A day ago, controversy erupted after Aitchison College Principal Michael A. Thompson resigned from his post, citing alleged interference of the Governor House in the management of the college for a year or so.

Sources had said the principal tendered his resignation as a protest after Governor Balighur Rehman allowed a leave of absence and a complete fee waiver for a period of three years to Cheema’s two children.

Sources in the Governor House had claimed that Rehman had passed the fee waiver order under the law. The decision would benefit all the parents who would have to leave the city due to any concrete reason.

Meanwhile, Cheema had questioned what was wrong with the governor’s order. Speaking on Geo News show ‘Aaj Shahzeb Khanzada Kay Sath’, Cheema said the governor had devised a “general policy” for everyone.

He added that the policy approved by the college’s board was meant for the children of all civil servants or anybody else facing problems following their transfer to other stations. Cheema said the governor had sent his wife’s application to the board of governors that had accepted the application for the fee waiver.

In a letter to Governor Rehman today, Cheema said the new policy waiving off the fee if a student was not studying at the college was “just, fair, equitable and against the traditional elitist mindset”.

He said that the governor should “not withdraw the new policy under any nefarious pressure” as the policy would help students and their parents in the future.

However, Cheema added that his family had “suffered mockery, slur and a vilification campaign” since yesterday’s incident and thus: “Under these circumstances, I wish to convey that I do not want to avail this facility for my children, howsoever rightful I may be and just and fair the policy may be.”

Cheema rued that the governor’s order had triggered a “strange and pointless controversy, orchestrated by a principal” who had already resigned, adding that Thompspn’s “brazen and high-headed refusal” of policy decisions by the college board and its chairman was unheard of.

“Regrettably, politics has overshadowed the solution-oriented and responsive policy issued by you,” the letter said.

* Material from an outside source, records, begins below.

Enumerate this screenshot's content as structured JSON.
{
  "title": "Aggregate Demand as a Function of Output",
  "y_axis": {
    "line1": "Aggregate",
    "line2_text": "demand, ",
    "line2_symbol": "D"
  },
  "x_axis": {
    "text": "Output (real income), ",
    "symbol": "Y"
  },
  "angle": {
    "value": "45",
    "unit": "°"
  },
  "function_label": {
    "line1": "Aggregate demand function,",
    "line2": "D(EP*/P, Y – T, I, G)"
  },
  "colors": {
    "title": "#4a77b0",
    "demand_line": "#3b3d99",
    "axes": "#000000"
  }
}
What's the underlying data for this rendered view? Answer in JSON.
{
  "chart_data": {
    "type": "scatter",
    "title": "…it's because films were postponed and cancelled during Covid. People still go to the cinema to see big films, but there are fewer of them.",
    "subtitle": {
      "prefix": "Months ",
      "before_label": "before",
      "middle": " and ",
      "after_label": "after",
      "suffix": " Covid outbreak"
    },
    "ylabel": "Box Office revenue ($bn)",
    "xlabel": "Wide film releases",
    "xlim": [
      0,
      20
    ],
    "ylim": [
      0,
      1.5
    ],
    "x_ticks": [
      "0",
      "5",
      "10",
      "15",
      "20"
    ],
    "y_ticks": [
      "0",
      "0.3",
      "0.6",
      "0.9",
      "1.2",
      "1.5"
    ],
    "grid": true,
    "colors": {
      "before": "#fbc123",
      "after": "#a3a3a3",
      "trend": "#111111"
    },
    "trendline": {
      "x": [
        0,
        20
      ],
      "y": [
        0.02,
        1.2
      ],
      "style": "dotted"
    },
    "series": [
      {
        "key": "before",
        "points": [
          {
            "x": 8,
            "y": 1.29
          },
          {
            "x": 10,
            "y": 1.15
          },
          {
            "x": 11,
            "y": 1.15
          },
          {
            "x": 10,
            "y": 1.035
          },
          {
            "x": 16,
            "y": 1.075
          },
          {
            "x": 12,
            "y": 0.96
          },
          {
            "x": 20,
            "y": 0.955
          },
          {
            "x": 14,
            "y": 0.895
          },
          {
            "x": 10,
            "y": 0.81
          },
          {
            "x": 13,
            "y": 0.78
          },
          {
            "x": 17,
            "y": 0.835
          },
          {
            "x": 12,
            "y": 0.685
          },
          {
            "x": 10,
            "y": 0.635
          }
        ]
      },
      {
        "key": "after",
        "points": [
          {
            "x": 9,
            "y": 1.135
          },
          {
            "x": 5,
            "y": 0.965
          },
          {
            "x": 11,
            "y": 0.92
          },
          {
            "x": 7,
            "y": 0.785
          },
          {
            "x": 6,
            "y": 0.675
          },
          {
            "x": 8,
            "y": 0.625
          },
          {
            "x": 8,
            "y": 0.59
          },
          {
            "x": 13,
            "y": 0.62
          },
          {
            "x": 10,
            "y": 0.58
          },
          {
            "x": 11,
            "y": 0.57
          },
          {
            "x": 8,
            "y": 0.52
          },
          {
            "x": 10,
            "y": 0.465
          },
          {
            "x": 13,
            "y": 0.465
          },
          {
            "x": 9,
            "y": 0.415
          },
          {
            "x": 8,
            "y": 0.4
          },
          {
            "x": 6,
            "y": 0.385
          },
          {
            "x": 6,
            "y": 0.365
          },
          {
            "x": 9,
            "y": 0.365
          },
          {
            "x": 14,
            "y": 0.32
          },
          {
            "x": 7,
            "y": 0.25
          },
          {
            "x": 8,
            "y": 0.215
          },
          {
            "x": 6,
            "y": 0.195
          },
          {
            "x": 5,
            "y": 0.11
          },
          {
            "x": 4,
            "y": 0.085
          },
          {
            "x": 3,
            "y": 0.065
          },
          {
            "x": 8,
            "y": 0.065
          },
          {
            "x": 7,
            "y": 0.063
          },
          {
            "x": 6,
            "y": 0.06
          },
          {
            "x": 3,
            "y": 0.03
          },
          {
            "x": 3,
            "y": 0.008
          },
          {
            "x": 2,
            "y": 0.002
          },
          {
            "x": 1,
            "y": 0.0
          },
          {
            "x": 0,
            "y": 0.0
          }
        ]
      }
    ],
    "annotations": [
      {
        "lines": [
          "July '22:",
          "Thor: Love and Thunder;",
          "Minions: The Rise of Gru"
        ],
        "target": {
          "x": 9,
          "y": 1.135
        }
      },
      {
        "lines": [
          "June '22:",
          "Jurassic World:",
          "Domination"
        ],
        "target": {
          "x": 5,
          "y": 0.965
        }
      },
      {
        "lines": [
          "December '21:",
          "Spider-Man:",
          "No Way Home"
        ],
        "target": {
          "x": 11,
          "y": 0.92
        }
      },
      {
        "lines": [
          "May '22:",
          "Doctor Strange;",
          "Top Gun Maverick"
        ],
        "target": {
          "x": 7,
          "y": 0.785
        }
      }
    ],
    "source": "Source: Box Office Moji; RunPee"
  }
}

It added that the college’s student body and their parents formed a community, whose genuine needs and compulsions ought to be respected and responded to by the board and the management.

“The Board of Director’s earlier decision and your final order in the matter are steps in the right direction,” Cheema said.

He alleged that Principal Thompson had “at various occasions” offered him individual relief on the “quiet side” regarding the issue which was communicated through “some respectable people who were in the knowledge of the matter”.

“I also want to state that we refused to take any under-the-table deal. This upfront refusal was based on the principles,” Cheema added.

The letter said that the basis of the Cheema family’s applications to the governor’s office was their belief that what they were seeking was “fair, appropriate and in public interest” to improve upon “an iniquitous policy framework which discriminated between rich and not-so-rich parents”.

Separately, a protest outside the Governor House was held by old Aitchisonians and parents of students against the incident that forced the principal to resign. In an announcement a day ago about the demonstration, they had demanded the principal’s restoration and the expulsion of Cheema’s sons.

A letter from the Aitchison College Old Boys Association was also sent to the president of the college’s board of governors, expressing deep concern and registering a protest against Governor Rehman’s fee waiver as it was a “clear deviation from the norms of the corporate governance and prevalent college policy”.

The association urged the board to follow and adhere to rules and regulations strictly in accordance with the law and best corporate practices.

The letter also urged the board and its president to rescind the governor’s “controversial order” as it had “landed a school of impeccable repute into unnecessary controversy”.